O projeto substituiu a anistia ampla e prevê apenas a redução de penas para o ex-presidente Jair Bolsonaro (PL) e os demais presos por participação nos ataques às sedes dos Poderes em 8 de janeiro de 2023. O texto foi aprovado na Câmara dos Deputados na madrugada desta quarta (10). Foram 291 votos a favor e 148 votos contra, além de 1 abstenção. 72 deputados estavam ausentes.

Escolhido relator, Esperidião é um senador da direita tradicional que se aproximou do bolsonarismo nos últimos anos. Agora, ele corre o risco de perder o apoio do grupo em sua busca por reeleição em Santa Catarina. O estado, cujo eleitorado vota majoritariamente em forças conservadoras, vive uma disputa sobre quem serão os candidatos a senador no campo bolsonarista nas eleições do ano que vem.

Otto Alencar afirmou que caso o projeto seja aprovado na CCJ, seguirá diretamente para apreciação do Plenário no mesmo dia. “Foi feito um acordo com os líderes da Câmara e Senado, com a participação do presidente Davi [Alcolumbre], com a minha audiência também, nós tivemos que ser ouvidos.
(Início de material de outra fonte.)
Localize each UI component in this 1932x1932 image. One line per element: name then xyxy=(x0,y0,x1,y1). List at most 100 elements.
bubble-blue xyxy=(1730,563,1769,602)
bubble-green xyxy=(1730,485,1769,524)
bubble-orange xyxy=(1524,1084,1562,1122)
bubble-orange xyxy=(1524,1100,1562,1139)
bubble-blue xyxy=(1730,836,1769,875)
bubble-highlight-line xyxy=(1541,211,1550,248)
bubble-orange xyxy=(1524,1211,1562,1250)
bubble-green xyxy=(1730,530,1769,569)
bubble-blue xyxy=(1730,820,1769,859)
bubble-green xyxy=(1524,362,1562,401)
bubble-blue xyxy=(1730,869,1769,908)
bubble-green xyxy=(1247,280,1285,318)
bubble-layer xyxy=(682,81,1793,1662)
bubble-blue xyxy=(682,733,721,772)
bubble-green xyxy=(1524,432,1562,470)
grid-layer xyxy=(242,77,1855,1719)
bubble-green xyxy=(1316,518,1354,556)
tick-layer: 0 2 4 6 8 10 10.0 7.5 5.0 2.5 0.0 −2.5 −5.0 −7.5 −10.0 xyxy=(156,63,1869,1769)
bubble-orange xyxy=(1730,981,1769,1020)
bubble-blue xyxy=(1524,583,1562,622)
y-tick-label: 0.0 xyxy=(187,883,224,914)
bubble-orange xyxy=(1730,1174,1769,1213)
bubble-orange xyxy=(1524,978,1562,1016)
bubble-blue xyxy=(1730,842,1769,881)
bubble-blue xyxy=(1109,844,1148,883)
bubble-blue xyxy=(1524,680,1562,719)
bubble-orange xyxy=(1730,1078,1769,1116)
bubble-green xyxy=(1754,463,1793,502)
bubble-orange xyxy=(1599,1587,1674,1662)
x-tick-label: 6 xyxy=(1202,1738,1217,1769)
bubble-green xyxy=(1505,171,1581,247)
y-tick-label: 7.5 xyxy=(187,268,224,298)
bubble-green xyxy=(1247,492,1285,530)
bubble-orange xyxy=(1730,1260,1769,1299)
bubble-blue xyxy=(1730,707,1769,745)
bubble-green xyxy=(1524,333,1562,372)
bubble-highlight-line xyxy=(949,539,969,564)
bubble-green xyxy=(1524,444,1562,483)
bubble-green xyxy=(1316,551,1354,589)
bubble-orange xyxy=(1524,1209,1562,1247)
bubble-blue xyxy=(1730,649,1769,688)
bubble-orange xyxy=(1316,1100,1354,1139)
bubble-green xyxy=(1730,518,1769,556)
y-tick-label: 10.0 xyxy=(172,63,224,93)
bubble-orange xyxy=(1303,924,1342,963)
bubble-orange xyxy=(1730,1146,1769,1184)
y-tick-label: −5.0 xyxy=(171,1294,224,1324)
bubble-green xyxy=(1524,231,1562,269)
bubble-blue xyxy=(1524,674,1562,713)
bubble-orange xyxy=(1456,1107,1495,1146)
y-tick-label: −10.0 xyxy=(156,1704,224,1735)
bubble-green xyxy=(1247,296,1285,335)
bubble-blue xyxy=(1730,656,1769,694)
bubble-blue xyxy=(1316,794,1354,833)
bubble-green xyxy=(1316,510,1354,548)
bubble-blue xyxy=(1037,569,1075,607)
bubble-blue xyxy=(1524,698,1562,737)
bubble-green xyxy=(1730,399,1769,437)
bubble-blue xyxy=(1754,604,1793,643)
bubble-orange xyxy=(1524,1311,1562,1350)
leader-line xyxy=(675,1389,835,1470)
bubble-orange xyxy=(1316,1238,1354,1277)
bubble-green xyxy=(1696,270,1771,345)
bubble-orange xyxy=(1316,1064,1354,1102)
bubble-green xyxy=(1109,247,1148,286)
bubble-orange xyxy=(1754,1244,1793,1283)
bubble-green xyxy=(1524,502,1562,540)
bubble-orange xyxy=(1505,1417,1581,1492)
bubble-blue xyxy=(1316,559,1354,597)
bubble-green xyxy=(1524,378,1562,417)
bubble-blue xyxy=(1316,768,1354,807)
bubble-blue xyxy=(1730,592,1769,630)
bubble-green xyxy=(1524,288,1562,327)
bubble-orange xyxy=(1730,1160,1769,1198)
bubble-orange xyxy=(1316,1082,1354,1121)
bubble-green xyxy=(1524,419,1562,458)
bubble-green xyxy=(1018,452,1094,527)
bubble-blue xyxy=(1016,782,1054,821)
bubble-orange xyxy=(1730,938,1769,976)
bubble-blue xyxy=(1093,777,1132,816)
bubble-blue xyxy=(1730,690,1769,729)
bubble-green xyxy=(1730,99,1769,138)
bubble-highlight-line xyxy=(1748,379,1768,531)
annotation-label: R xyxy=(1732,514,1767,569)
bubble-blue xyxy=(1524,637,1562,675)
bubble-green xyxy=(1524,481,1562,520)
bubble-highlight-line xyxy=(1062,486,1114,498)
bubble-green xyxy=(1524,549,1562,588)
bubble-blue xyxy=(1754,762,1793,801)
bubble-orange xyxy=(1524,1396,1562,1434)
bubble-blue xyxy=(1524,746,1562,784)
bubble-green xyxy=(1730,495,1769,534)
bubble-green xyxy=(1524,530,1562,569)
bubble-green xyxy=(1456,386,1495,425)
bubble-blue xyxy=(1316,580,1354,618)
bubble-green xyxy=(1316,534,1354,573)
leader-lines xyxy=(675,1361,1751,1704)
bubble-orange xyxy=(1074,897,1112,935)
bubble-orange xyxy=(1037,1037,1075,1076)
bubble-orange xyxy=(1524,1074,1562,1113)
Não aceitei que fosse direto para o plenário até porque a CCJ tem trabalhado e tem dado a sua contribuição no aperfeiçoamento das matérias que estão vindo lá da Câmara”, afirmou o senador.

Senado deve votar PL da Dosimetria na próxima semana e Esperidião Amin será relator
Otto Alencar (PSD-BA)

O presidente do Senado, Davi Alcolumbre (União-AP), disse na terça-feira que o projeto seria deliberado imediatamente no plenário da Casa, mas Otto Alencar protestou. Nesta quarta, na CCJ, ele repetiu parte do que havia falado na véspera:

“O Senado não pode, como já foi algumas vezes, ser cartório da Câmara Federal”, declarou o presidente do colegiado. A fala é no sentido de os senadores precisaram de algum tempo para discutir o projeto. A posição de Otto tem apoio de integrantes de algumas das principais bancadas da Casa, como PSD e MDB.

Logo após ser anunciado, Esperidião também disse que os senadores não podem ser atropelados.

PL da Dosimetria

O projeto terá impacto também sobre outros criminosos, com uma progressão mais rápida de regime para pessoas consideradas culpadas por coação no curso do processo, incêndio doloso e resistência contra agentes públicos, entre outros crimes, de acordo com estudo técnico de três partidos.

O texto pode diminuir o tempo de prisão de Bolsonaro, condenado a 27 anos e 3 meses de prisão na ação da trama golpista, para 2 anos e 4 meses em regime fechado, segundo o relator e parlamentares de oposição.

A depender da interpretação, porém, o projeto pode levar a uma redução menor, para algo entre 3 anos e 4 meses e 4 anos e 2 meses em regime fechado. O patamar esperado pela oposição dependerá da remição da pena, ou seja, de Bolsonaro reduzir seu tempo preso por meio de trabalho ou estudo.

Com a condenação atual, o tempo em regime fechado é estimado entre 6 anos e 10 meses a pouco mais de 8 anos. Em dezembro, a Vara de Execução Penal estimou que o ex-presidente deve passar para o regime semiaberto em 23 de abril de 2033 –após quase 8 anos.